Before there was Logan there was… the frothy, time-traveling rom-com Kate & Leopold?
Hugh Jackman first teamed up with director James Mangold as an aristocratic fish-out-of-water falling for Meg Ryan
Image: Graphic: Jimmy Hasse
Would you give up the right to vote in order to marry Hugh Jackman? That’s essentially the question at the heart of Kate & Leopold, a 2001 time travel rom-com about a sensitive 19th-century duke (Jackman) and the cynical modern day New Yorker (Meg Ryan) who winds up falling for him after he tumbles through a crack in time. And it’s a testament to just how good Hugh Jackman is in this movie that even the most ardent feminist might need a second to consider their options. By the time Ryan’s Kate McKay has made the impulsive choice to follow her out-of-time beau back to 1876, you kind of get it. Who needs airplanes, tampons, and access to penicillin when you can have Jackman take you in his arms and waltz you around a ballroom?
Yet the weirdest thing about Kate & Leopold isn’t anything that happens in its wacky time travel plot, which at one point involves Liev Schreiber falling several stories down an empty elevator shaft. It’s the fact that this gauzy romantic comedy was written and directed by James Mangold, who would later re-team with Jackman to make Logan, one of the bleakest, most critically respected superhero films of all time.
At first glance, there’s very little about Kate & Leopold that seems like a natural fit for Mangold’s filmmaking interests, which usually lean toward grizzled dad movies like 3:10 To Yuma, Walk The Line, and Ford V Ferrari.
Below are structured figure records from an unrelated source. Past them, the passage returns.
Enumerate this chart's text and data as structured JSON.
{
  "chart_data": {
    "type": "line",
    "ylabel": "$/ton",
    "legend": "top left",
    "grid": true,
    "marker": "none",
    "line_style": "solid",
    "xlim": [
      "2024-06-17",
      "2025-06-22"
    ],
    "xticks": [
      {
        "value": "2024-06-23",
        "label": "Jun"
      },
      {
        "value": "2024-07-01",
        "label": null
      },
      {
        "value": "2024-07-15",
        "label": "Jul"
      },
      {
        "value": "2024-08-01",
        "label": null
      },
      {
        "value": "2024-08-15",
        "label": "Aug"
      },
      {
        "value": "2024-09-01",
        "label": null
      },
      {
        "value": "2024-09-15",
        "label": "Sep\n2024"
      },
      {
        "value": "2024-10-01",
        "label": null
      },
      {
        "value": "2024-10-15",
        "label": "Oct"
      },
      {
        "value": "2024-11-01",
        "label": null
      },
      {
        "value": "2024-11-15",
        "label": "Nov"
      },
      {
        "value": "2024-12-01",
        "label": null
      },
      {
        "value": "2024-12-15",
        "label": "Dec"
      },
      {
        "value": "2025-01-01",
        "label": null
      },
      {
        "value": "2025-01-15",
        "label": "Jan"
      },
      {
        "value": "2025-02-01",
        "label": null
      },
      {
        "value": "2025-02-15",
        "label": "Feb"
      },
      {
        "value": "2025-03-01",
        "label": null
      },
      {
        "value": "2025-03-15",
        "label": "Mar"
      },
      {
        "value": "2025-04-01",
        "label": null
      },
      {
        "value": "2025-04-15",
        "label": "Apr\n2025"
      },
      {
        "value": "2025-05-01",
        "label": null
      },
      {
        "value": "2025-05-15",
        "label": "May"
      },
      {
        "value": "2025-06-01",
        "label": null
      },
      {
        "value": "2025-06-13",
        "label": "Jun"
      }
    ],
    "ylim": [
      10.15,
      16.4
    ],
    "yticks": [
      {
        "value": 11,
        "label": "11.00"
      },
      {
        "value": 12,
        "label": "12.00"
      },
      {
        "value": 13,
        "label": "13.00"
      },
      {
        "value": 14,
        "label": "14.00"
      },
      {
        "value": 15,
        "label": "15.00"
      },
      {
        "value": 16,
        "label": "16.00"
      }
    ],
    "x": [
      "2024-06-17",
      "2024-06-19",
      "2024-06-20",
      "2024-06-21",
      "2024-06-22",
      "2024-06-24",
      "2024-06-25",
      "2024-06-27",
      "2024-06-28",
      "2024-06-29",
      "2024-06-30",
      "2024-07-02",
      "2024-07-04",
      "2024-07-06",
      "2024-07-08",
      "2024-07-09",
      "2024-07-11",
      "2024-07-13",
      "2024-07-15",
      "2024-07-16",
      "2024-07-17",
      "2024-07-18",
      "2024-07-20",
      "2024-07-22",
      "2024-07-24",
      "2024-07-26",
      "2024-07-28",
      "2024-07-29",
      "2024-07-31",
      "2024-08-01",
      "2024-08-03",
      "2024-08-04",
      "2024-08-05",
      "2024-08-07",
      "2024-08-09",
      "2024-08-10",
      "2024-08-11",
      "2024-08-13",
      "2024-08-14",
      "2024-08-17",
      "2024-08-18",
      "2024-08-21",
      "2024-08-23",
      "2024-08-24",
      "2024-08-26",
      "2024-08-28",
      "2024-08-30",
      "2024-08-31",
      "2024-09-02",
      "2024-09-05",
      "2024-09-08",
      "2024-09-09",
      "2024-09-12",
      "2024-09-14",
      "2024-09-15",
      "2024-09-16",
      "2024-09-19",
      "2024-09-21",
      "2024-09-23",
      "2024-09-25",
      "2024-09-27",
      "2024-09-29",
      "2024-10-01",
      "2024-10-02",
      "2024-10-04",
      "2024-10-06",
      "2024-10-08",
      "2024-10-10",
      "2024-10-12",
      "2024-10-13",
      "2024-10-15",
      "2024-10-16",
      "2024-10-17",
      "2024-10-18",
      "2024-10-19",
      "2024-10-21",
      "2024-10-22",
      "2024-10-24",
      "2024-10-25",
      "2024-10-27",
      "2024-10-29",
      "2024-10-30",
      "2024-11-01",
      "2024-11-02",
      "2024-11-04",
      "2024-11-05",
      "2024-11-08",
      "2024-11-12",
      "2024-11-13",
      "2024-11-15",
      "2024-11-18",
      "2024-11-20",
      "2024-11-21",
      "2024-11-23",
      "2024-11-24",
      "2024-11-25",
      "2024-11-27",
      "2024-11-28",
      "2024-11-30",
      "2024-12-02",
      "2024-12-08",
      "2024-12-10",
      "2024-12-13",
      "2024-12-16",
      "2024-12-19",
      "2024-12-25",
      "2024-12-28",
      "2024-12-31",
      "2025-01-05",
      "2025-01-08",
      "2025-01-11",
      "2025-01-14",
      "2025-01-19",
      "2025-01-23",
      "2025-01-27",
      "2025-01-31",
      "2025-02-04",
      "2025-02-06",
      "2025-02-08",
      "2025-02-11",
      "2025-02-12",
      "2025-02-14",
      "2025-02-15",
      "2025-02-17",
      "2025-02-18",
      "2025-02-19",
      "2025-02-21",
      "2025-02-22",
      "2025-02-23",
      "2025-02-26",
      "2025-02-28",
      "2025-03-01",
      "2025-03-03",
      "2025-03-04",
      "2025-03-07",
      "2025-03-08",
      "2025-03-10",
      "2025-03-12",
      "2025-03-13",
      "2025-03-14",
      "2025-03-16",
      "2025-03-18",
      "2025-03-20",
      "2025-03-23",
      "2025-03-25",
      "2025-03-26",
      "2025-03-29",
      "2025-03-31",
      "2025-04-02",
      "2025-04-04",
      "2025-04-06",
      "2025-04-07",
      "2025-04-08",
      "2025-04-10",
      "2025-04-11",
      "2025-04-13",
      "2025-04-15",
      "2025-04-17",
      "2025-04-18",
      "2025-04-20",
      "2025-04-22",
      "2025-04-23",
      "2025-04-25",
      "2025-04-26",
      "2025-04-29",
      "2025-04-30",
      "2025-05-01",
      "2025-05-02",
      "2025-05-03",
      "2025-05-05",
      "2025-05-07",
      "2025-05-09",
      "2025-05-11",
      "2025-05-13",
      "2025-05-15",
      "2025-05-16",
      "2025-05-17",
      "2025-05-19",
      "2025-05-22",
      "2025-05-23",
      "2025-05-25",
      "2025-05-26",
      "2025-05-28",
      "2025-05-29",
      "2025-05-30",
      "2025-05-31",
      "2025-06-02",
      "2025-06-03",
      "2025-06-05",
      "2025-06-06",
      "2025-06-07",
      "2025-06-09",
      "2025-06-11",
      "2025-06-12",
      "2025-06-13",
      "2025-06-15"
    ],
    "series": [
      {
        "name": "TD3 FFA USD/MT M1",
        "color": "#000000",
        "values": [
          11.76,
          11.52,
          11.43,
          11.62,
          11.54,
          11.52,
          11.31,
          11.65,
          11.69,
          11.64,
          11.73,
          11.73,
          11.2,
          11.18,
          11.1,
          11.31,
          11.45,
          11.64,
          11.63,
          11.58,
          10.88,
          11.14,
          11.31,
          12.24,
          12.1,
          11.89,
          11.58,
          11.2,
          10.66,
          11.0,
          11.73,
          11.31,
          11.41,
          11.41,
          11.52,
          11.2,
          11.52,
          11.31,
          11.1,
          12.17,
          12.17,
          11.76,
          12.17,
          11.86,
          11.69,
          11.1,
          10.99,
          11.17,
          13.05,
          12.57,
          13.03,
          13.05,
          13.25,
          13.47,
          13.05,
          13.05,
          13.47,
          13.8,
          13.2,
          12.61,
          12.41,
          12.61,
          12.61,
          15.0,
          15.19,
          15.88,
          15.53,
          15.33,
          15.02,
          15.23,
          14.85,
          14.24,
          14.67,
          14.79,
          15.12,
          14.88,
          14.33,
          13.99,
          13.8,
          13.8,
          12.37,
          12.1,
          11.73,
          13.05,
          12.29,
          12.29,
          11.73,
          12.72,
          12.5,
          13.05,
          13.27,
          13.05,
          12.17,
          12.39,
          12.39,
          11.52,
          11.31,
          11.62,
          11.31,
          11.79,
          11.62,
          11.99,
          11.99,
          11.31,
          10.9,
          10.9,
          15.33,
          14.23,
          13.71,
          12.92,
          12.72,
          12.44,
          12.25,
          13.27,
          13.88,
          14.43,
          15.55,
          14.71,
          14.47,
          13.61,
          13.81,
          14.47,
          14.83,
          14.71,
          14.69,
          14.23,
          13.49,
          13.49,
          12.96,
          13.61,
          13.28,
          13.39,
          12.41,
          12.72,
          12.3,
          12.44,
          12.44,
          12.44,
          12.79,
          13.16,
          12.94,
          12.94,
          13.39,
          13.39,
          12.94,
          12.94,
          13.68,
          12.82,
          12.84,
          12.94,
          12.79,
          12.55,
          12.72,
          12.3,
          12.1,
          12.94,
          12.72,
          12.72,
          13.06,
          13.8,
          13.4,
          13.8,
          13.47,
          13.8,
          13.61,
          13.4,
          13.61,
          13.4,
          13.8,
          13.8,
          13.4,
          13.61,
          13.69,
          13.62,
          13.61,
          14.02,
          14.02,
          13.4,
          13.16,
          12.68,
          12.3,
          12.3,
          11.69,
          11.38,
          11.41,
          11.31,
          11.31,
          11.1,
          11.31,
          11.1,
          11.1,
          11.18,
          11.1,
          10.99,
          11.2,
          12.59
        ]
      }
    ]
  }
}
In fact, Mangold was specifically drawn to the idea of helming an escapist studio rom-com because he wanted a change of pace after bursting onto the scene with heavier dramas like Cop Land and Girl, Interrupted. But once you look past the waistcoats and candlelit rooftop dinners, you can actually start to see Mangold’s touch all over this frothy romance.
For one thing, Kate & Leopold is absolutely obsessed with men and their relationships to one another, a go-to subject matter for Mangold. The ensemble is rounded out with major roles for Kate’s scatterbrained ex-boyfriend Stuart (Schreiber), who figures out how to time travel and inadvertently brings Leopold back to the present; her skeevy boss J.J. (Bradley Whitford), who dangles a promotion and a potential romantic relationship as if they’re one and the same; and her boyish brother Charlie (Breckin Meyer), a struggling actor with a floundering love life. Weirdly enough, Mangold’s take on The Wolverine has more well-rounded female characters than this romantic comedy where the female lead has top billing in the title. There are whole stretches of the movie that leave Kate behind entirely to focus on Leopold and Charlie’s burgeoning friendship, as the old-fashioned duke teaches his modern-day counterpart some lessons in how to successfully court a woman.
While other time travel rom-coms have used their central conceits as metaphors for everything from marriage to maturation, Mangold is interested in shifting ideals of masculinity. The initial fish-out-of-water comedy of Leopold’s arrival in modern-day New York gives way to a study in contrasts between the immature, emotionally stunted men of the present and the noble confidence of a man from the past—whose chivalry isn’t a means to an end, but a genuine code for trying to be a better, more caring person. Kate & Leopold isn’t interested in manhood as it relates to machismo swagger or bro-y gross-out humor, but as it relates to ideals of integrity, honesty, respect, and, most unexpectedly of all, emotional openness. Leopold’s biggest piece of advice to Charlie is that he shouldn’t awkwardly half-flirt with his crush while trying to suss out her interests. “Make your intentions known,” Leopold advises. “Think of pleasing her, not vexing her.”
Of course, it’s wildly ahistorical to think that the person best-suited to teach us how to live sensitive, respectful 21st-century lives is an aristocratic man from the 1800s—even if Leopold is supposed to be a forward-thinking inventor who goes on to patent the elevator. In a lot of ways, it probably would’ve made more sense for Kate & Leopold to be a Thor-style comedy where the displaced outsider learns his lesson, rather than an Enchanted-style story where they change the world around them for the better.
But as Mangold repeatedly points out in the film’s DVD commentary, Kate & Leopold isn’t actually about contrasting the 1870s with the 2000s so much as paying homage to an Old Hollywood style of romantic filmmaking. Beyond its overt nods to Breakfast At Tiffany’s, Kate & Leopold has a dreamily timeless quality that evokes movies like The Apartment and The Shop Around The Corner.